Artık kale diye bir şey yok, tüm şehirler kardeşliğin kalesi. Biz demokrasiye inanmış bir gelenekten geliyoruz. Van'da oyumuzun arttığı da düştüğü de oldu. Millet karar verdi 5 vekilin 5'ini de aldık millet karar verdi hiç vekil alamadık. Ama hiçbir zaman hatayı Vanlılara yüklemedik. Kusuru kendimizde bildik.

Artık CHP'nin sadece bir parti olarak değil Türkiye İttifakı diye söylediği, sosyal demokratlarda milliyetçi, sosyalist demokratları, Türk'ün demokratlarıyla Kürt'ün demokratlarını kucaklayarak geldik. Bu ittifak sandığı savunan ittifaktır. Bu ittifak önce demokrasiyi kurtaralım ondan sonra aramızda yarışırız diyen ittifaktır.

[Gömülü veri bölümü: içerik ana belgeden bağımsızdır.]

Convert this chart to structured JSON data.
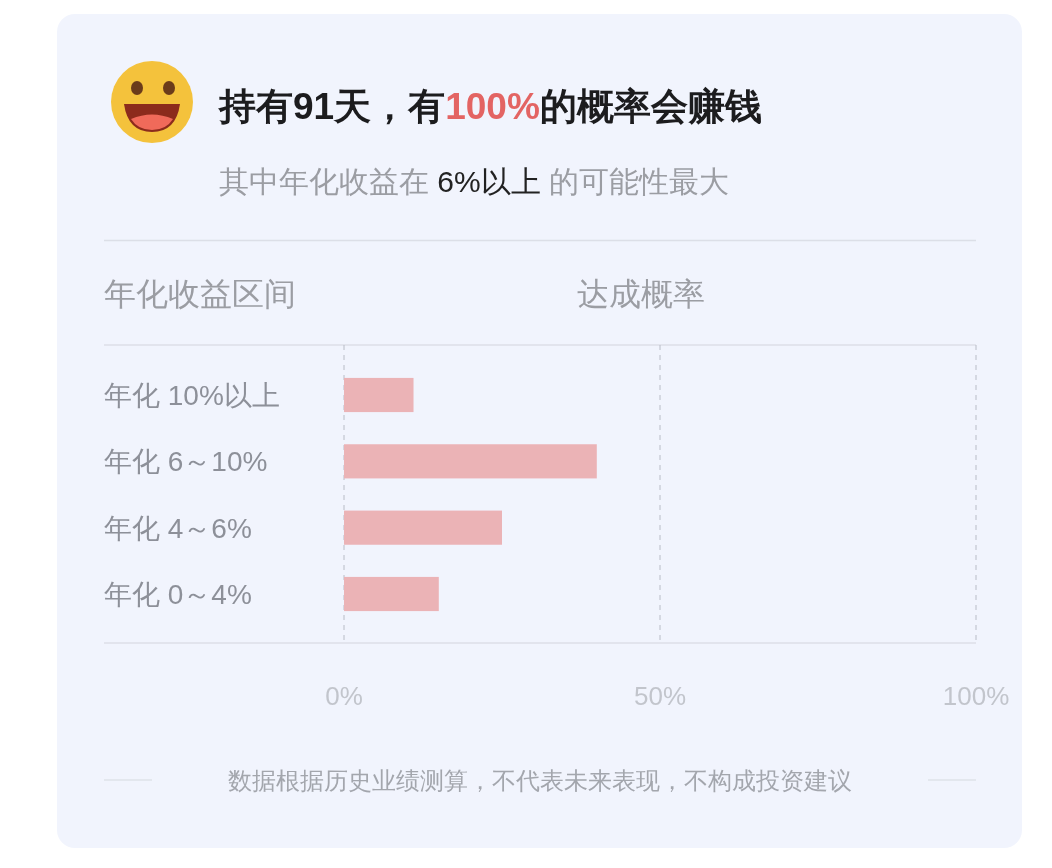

2019 yılında HDP'li başkan, Bedia Özgökçe ve eş başkanı birlikte sizlerin oylarıyla yüzde 53 oyla seçilmiş, göreve gelmiş ama yerine kayyum atanmıştır. 2024 seçimlerinde daha bir yıl önce Vanlılar bu iki kayyuma, devletin seçsen de yönettirmem, benim adayımı seçmezsen Van'ı size yönettirmeyeceğim diyen inada karşı kendi iradelerini asla sakatlamamışlar. Oyu bırakın sinmek, artırarak yüzde 56 ile sayın Abdullah Zeydan'ı ve Neslihan Şedal'ı seçmişlerdir.

Valiliğine sözüm yok, emniyet tedbirlerine sözüm yok. Van'ın iradesine kayyum atanmış kişi bu meydana gelinmemesi için, ricalar, örtülü tehditler, kulak çekmeler... Vali efendi valiliğini bil, oturduğun yerde otur.

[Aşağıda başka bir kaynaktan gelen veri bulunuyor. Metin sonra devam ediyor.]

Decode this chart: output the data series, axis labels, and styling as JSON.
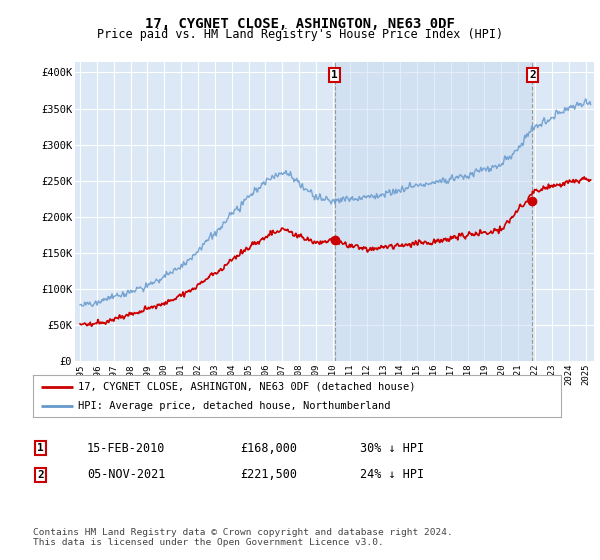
{
  "title": "17, CYGNET CLOSE, ASHINGTON, NE63 0DF",
  "subtitle": "Price paid vs. HM Land Registry's House Price Index (HPI)",
  "ylabel_ticks": [
    "£0",
    "£50K",
    "£100K",
    "£150K",
    "£200K",
    "£250K",
    "£300K",
    "£350K",
    "£400K"
  ],
  "ytick_values": [
    0,
    50000,
    100000,
    150000,
    200000,
    250000,
    300000,
    350000,
    400000
  ],
  "ylim": [
    0,
    415000
  ],
  "xlim_start": 1994.7,
  "xlim_end": 2025.5,
  "fig_bg_color": "#ffffff",
  "plot_bg_color": "#dce8f5",
  "grid_color": "#ffffff",
  "shade_color": "#c8dbf0",
  "hpi_line_color": "#6699cc",
  "price_line_color": "#cc0000",
  "sale1_date": "15-FEB-2010",
  "sale1_price": "£168,000",
  "sale1_pct": "30% ↓ HPI",
  "sale1_x": 2010.12,
  "sale1_y": 168000,
  "sale2_date": "05-NOV-2021",
  "sale2_price": "£221,500",
  "sale2_pct": "24% ↓ HPI",
  "sale2_x": 2021.84,
  "sale2_y": 221500,
  "legend_label_price": "17, CYGNET CLOSE, ASHINGTON, NE63 0DF (detached house)",
  "legend_label_hpi": "HPI: Average price, detached house, Northumberland",
  "footer": "Contains HM Land Registry data © Crown copyright and database right 2024.\nThis data is licensed under the Open Government Licence v3.0.",
  "xtick_years": [
    1995,
    1996,
    1997,
    1998,
    1999,
    2000,
    2001,
    2002,
    2003,
    2004,
    2005,
    2006,
    2007,
    2008,
    2009,
    2010,
    2011,
    2012,
    2013,
    2014,
    2015,
    2016,
    2017,
    2018,
    2019,
    2020,
    2021,
    2022,
    2023,
    2024,
    2025
  ],
  "hpi_keypoints_x": [
    1995,
    1996,
    1997,
    1998,
    1999,
    2000,
    2001,
    2002,
    2003,
    2004,
    2005,
    2006,
    2007,
    2007.5,
    2008,
    2009,
    2010,
    2011,
    2012,
    2013,
    2014,
    2015,
    2016,
    2017,
    2018,
    2019,
    2020,
    2021,
    2021.5,
    2022,
    2023,
    2024,
    2025
  ],
  "hpi_keypoints_y": [
    78000,
    83000,
    89000,
    96000,
    105000,
    118000,
    132000,
    152000,
    178000,
    205000,
    228000,
    248000,
    262000,
    258000,
    245000,
    228000,
    222000,
    225000,
    228000,
    232000,
    238000,
    245000,
    248000,
    252000,
    258000,
    265000,
    272000,
    295000,
    310000,
    325000,
    338000,
    350000,
    360000
  ],
  "price_keypoints_x": [
    1995,
    1996,
    1997,
    1998,
    1999,
    2000,
    2001,
    2002,
    2003,
    2004,
    2005,
    2006,
    2007,
    2007.5,
    2008,
    2009,
    2010,
    2011,
    2012,
    2013,
    2014,
    2015,
    2016,
    2017,
    2018,
    2019,
    2020,
    2021,
    2021.5,
    2022,
    2023,
    2024,
    2025
  ],
  "price_keypoints_y": [
    50000,
    53000,
    58000,
    64000,
    72000,
    80000,
    90000,
    105000,
    122000,
    140000,
    158000,
    172000,
    183000,
    180000,
    172000,
    165000,
    168000,
    160000,
    155000,
    157000,
    160000,
    163000,
    166000,
    170000,
    175000,
    178000,
    182000,
    210000,
    221500,
    235000,
    242000,
    248000,
    252000
  ]
}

Sayın Abdullah Zeydan ve Neslihan Şedal seçildiklerinde, bu iddialı bu haklı kendi iradesine sahip çıkan duruşuna, daha ilk gün mazbatayı vermeyeceğiz, ikinci partiye mazbata vereceğiz diye hazırlığa giriştiler. Canlarım geldi sizinle birlikte mücadele ettiler o mazbatayı söke söke aldılar. Bİz kazandığımız seçimde kazanmayı biliriz, kaybettiğimizde saygı göstermesini biliriz. Ama biz millerin iradesine geçit vermedik bundan sonra da vermeyiz.

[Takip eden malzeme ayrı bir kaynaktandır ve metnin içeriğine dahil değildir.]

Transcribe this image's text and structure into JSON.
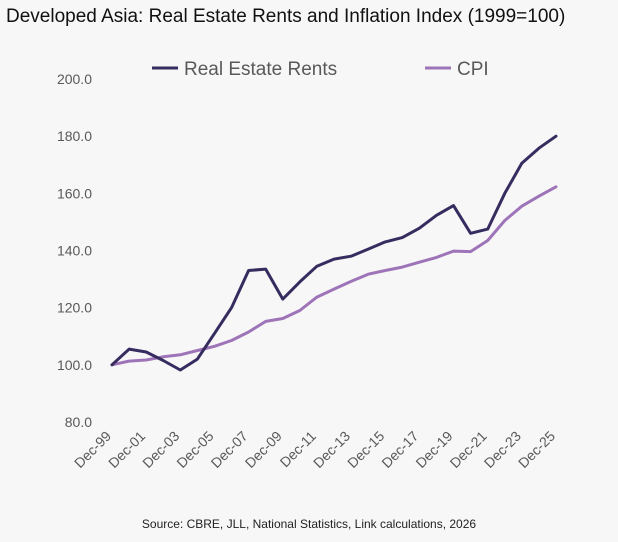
{
  "title": "Developed Asia: Real Estate Rents and Inflation Index (1999=100)",
  "source": "Source: CBRE, JLL, National Statistics, Link calculations, 2026",
  "chart_data": {
    "type": "line",
    "title": "Developed Asia: Real Estate Rents and Inflation Index (1999=100)",
    "xlabel": "",
    "ylabel": "",
    "ylim": [
      80,
      200
    ],
    "yticks": [
      "80.0",
      "100.0",
      "120.0",
      "140.0",
      "160.0",
      "180.0",
      "200.0"
    ],
    "x": [
      "Dec-99",
      "Dec-00",
      "Dec-01",
      "Dec-02",
      "Dec-03",
      "Dec-04",
      "Dec-05",
      "Dec-06",
      "Dec-07",
      "Dec-08",
      "Dec-09",
      "Dec-10",
      "Dec-11",
      "Dec-12",
      "Dec-13",
      "Dec-14",
      "Dec-15",
      "Dec-16",
      "Dec-17",
      "Dec-18",
      "Dec-19",
      "Dec-20",
      "Dec-21",
      "Dec-22",
      "Dec-23",
      "Dec-24",
      "Dec-25"
    ],
    "xtick_labels": [
      "Dec-99",
      "Dec-01",
      "Dec-03",
      "Dec-05",
      "Dec-07",
      "Dec-09",
      "Dec-11",
      "Dec-13",
      "Dec-15",
      "Dec-17",
      "Dec-19",
      "Dec-21",
      "Dec-23",
      "Dec-25"
    ],
    "grid": false,
    "legend_position": "top",
    "series": [
      {
        "name": "Real Estate Rents",
        "color": "#372c5f",
        "values": [
          100.0,
          105.5,
          104.5,
          101.5,
          98.2,
          102.0,
          111.0,
          120.0,
          133.0,
          133.5,
          123.0,
          129.0,
          134.5,
          137.0,
          138.0,
          140.5,
          143.0,
          144.5,
          147.8,
          152.3,
          155.7,
          146.0,
          147.5,
          160.0,
          170.5,
          175.8,
          180.0
        ]
      },
      {
        "name": "CPI",
        "color": "#9e74b8",
        "values": [
          100.0,
          101.3,
          101.7,
          102.8,
          103.5,
          105.0,
          106.5,
          108.5,
          111.5,
          115.2,
          116.2,
          119.0,
          123.7,
          126.5,
          129.2,
          131.7,
          133.0,
          134.2,
          135.9,
          137.6,
          139.8,
          139.6,
          143.5,
          150.5,
          155.5,
          159.0,
          162.3
        ]
      }
    ]
  }
}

Gündemde pek çok tartışma var. Ama ben söyleyince çıkıp da, "Kürt sorunu vardır' deyince birileri kızıyor ya, sorunun varlığını kabul etmeden çözeceklerini düşünüyorlar ya... Kürt sorunu tam da budur. Manisa'da Manisalı CHP'den belediye başkanı seçiyor yönetiyor, Tayyip Bey'in memleketi Rize'de Rizeliler oy veriyor seçiyor yönetiyor... Van'a, Diyarbakır'a, Batman'a Mardin'e gelince, 'Seçerseniz yönettirmeyiz' diyor. İşte sana Kürt sorunu...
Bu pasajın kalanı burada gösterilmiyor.